Mas sempre se colocou a questão da tradução do título. The Playboy não é apenas o sedutor, como insinua a versão italiana (Il Rubacuori), nem o herói (Der Held) como para os alemães, também não é bem o Baladin dos franceses (vadio, vagabundo meio poeta). Em castelhano conhecemos quatro versões, todas elas propondo um diferente playboy: El farsante más grande del mundo, 1959; El botarate del oeste, 1959; El saltimbanqui del mundo occidental, 1963; El galán de Occidente, 1971. E também poderíamos pensar em Burlador, como Tirso chamou ao seu Don Juan, e não sabemos se os temas de ambas as peças se não cruzam (morte do pai, enganos do namorado, disputa de mulheres…)

“Na palavra playboy, que não vem nos dicionários – escreveu António Pedro, em 1957, no programa da estreia em Portugal – há a ideia de exibicionismo. “To play” é representar e brincar. Fingir representando aquilo que se não é, e tendo como ideal a valentia, é armar-se em valentão. Daí o título escolhido para a tradução difícil de “playboy”, em vez de peregrino ou vagabundo, a que falta significado, de brincalhão ou fingidor, que são insuficientes por não envolverem a ideia da admiração alheia que sugere a palavra “valentão”. A história desse valentão ultrapassa o incidente entre as personagens que nela intervêm e é, mais do que conta, uma espécie de análise lírica ao processo de libertação dum complexo de timidez perante a autoridade indiscutível de um: o pai ou a Inglaterra, que impõe leis (…) E é uma história surpreendente, de ponta a ponta, onde a poesia brota do esterco, como uma orquídea(…).”

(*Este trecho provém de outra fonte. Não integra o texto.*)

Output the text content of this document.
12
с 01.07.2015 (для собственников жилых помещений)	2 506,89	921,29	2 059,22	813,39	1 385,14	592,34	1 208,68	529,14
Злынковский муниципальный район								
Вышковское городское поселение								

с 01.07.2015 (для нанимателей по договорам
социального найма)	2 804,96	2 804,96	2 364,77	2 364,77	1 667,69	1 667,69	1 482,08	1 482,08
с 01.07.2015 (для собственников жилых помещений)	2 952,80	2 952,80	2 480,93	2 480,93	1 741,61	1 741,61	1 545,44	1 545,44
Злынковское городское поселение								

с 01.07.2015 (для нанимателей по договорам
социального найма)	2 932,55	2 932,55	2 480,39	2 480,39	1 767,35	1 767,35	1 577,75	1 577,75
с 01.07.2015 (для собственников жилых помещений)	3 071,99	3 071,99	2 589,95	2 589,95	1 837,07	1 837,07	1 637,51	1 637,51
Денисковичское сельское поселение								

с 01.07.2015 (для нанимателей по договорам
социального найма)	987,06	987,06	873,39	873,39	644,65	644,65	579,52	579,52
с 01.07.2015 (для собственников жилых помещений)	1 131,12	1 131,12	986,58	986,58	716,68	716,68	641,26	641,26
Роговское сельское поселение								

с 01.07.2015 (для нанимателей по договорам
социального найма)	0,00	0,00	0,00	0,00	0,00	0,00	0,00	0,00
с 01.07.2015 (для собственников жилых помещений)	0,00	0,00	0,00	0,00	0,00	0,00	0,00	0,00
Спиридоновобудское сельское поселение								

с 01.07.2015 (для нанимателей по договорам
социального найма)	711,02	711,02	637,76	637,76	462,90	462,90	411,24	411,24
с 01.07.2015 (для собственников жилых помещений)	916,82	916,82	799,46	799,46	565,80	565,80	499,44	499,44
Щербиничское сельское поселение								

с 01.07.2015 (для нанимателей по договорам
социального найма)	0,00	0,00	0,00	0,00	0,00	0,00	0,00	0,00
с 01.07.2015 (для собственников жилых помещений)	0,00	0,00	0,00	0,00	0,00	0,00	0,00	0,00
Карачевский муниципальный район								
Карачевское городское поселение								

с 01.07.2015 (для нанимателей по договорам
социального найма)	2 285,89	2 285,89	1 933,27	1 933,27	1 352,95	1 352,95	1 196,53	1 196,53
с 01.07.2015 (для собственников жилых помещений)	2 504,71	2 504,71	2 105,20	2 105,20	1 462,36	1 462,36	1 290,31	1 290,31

Daí que a nossa tradução, feita de novo por Joana Frazão, tenha decidido acentuar a vitória contida no nome: O Campeão do Mundo Ocidental. Pois, afirma a tradutora,“Se o termo não deixa de remeter para a representação e a brincadeira (playboy também por oposição a potboy, ajudante de cozinha, função séria para a qual o protagonista é contratado), numa primeira leitura parece ser uma tradução literal do irlandês buachaill báire, “rapaz do jogo”, associado ao desporto do hurling. E a primeira vez que o epíteto completo The Playboy of the Western World é usado é quando a viúva Quin descobre que todos foram enganados por ele, por aquele que venceu todos os jogos e conta a sua história com tão belas palavras. Playboy é portanto ao mesmo tempo grandiloquente e humorístico, e a escolha de Campeão – necessariamente imperfeita – mantém a conotação desportiva de base, sem perder de vista a ambiguidade, acrescentando uma nota irónica à ideia de admiração.”

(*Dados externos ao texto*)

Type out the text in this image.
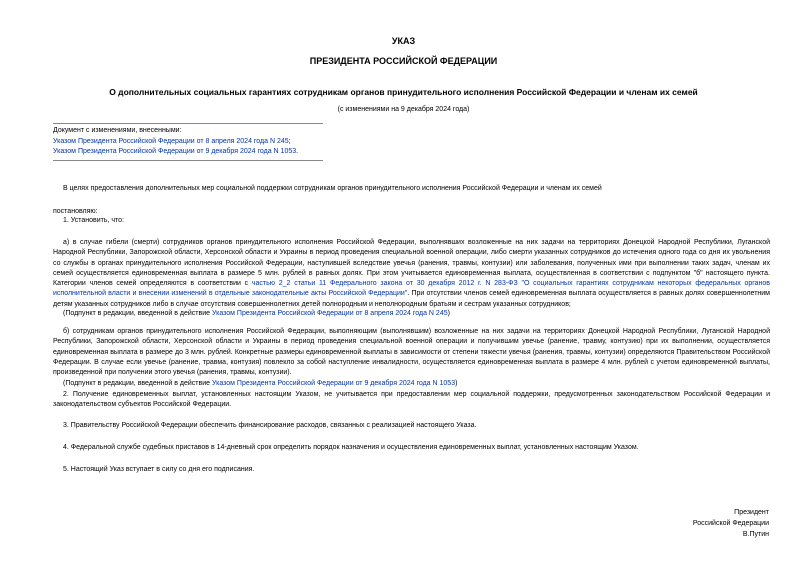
УКАЗ
ПРЕЗИДЕНТА РОССИЙСКОЙ ФЕДЕРАЦИИ
О дополнительных социальных гарантиях сотрудникам органов принудительного исполнения Российской Федерации и членам их семей
(с изменениями на 9 декабря 2024 года)
Документ с изменениями, внесенными:
Указом Президента Российской Федерации от 8 апреля 2024 года N 245;
Указом Президента Российской Федерации от 9 декабря 2024 года N 1053.
В целях предоставления дополнительных мер социальной поддержки сотрудникам органов принудительного исполнения Российской Федерации и членам их семей
постановляю:
1. Установить, что:
а) в случае гибели (смерти) сотрудников органов принудительного исполнения Российской Федерации, выполнявших возложенные на них задачи на территориях Донецкой Народной Республики, Луганской Народной Республики, Запорожской области, Херсонской области и Украины в период проведения специальной военной операции, либо смерти указанных сотрудников до истечения одного года со дня их увольнения со службы в органах принудительного исполнения Российской Федерации, наступившей вследствие увечья (ранения, травмы, контузии) или заболевания, полученных ими при выполнении таких задач, членам их семей осуществляется единовременная выплата в размере 5 млн. рублей в равных долях. При этом учитывается единовременная выплата, осуществленная в соответствии с подпунктом "б" настоящего пункта. Категории членов семей определяются в соответствии с частью 2_2 статьи 11 Федерального закона от 30 декабря 2012 г. N 283-ФЗ "О социальных гарантиях сотрудникам некоторых федеральных органов исполнительной власти и внесении изменений в отдельные законодательные акты Российской Федерации". При отсутствии членов семей единовременная выплата осуществляется в равных долях совершеннолетним детям указанных сотрудников либо в случае отсутствия совершеннолетних детей полнородным и неполнородным братьям и сестрам указанных сотрудников;
(Подпункт в редакции, введенной в действие Указом Президента Российской Федерации от 8 апреля 2024 года N 245)
б) сотрудникам органов принудительного исполнения Российской Федерации, выполняющим (выполнявшим) возложенные на них задачи на территориях Донецкой Народной Республики, Луганской Народной Республики, Запорожской области, Херсонской области и Украины в период проведения специальной военной операции и получившим увечье (ранение, травму, контузию) при их выполнении, осуществляется единовременная выплата в размере до 3 млн. рублей. Конкретные размеры единовременной выплаты в зависимости от степени тяжести увечья (ранения, травмы, контузии) определяются Правительством Российской Федерации. В случае если увечье (ранение, травма, контузия) повлекло за собой наступление инвалидности, осуществляется единовременная выплата в размере 4 млн. рублей с учетом единовременной выплаты, произведенной при получении этого увечья (ранения, травмы, контузии).
(Подпункт в редакции, введенной в действие Указом Президента Российской Федерации от 9 декабря 2024 года N 1053)
2. Получение единовременных выплат, установленных настоящим Указом, не учитывается при предоставлении мер социальной поддержки, предусмотренных законодательством Российской Федерации и законодательством субъектов Российской Федерации.
3. Правительству Российской Федерации обеспечить финансирование расходов, связанных с реализацией настоящего Указа.
4. Федеральной службе судебных приставов в 14-дневный срок определить порядок назначения и осуществления единовременных выплат, установленных настоящим Указом.
5. Настоящий Указ вступает в силу со дня его подписания.
Президент
Российской Федерации
В.Путин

Em Portugal, com o título O Valentão do Mundo Ocidental e tradução (editada pelo Circulo de Cultura Teatral, 1957) de Egito Gonçalves estreou a 18 de Janeiro de 1957, numa produção do Teatro Experimental do Porto, com interpretação de Dalila Rocha, Vasco de Lima Couto, José Pina, Egito Gonçalves, Batista Fernandes, João Guedes, Cândida Maria, Fernanda Gonçalves, Inês Palma e Jaime Valverde, cenários de Augusto Gomes e encenação de António Pedro. A peça veio a ser produzida em 1994, pelo Teatro da Malaposta com José Airosa e Ana Nave nos protagonistas, Rosário Gonzaga na Viúva, José Eduardo no Velho Mahon, Marcantonio del Carlo em Shawn, Jorge Silva em Cullen, Mário Jacques em Jimmy Farrell e Luís Alberto em Michael Flaherty, cenário de Manuel Amado e encenação de Rui Mendes. Em 2007, o Cendrev veio a fazer nova produção que estreou no Garcia de Resende, em Évora, dirigida por José Russo com Nelson Boggio em Christy.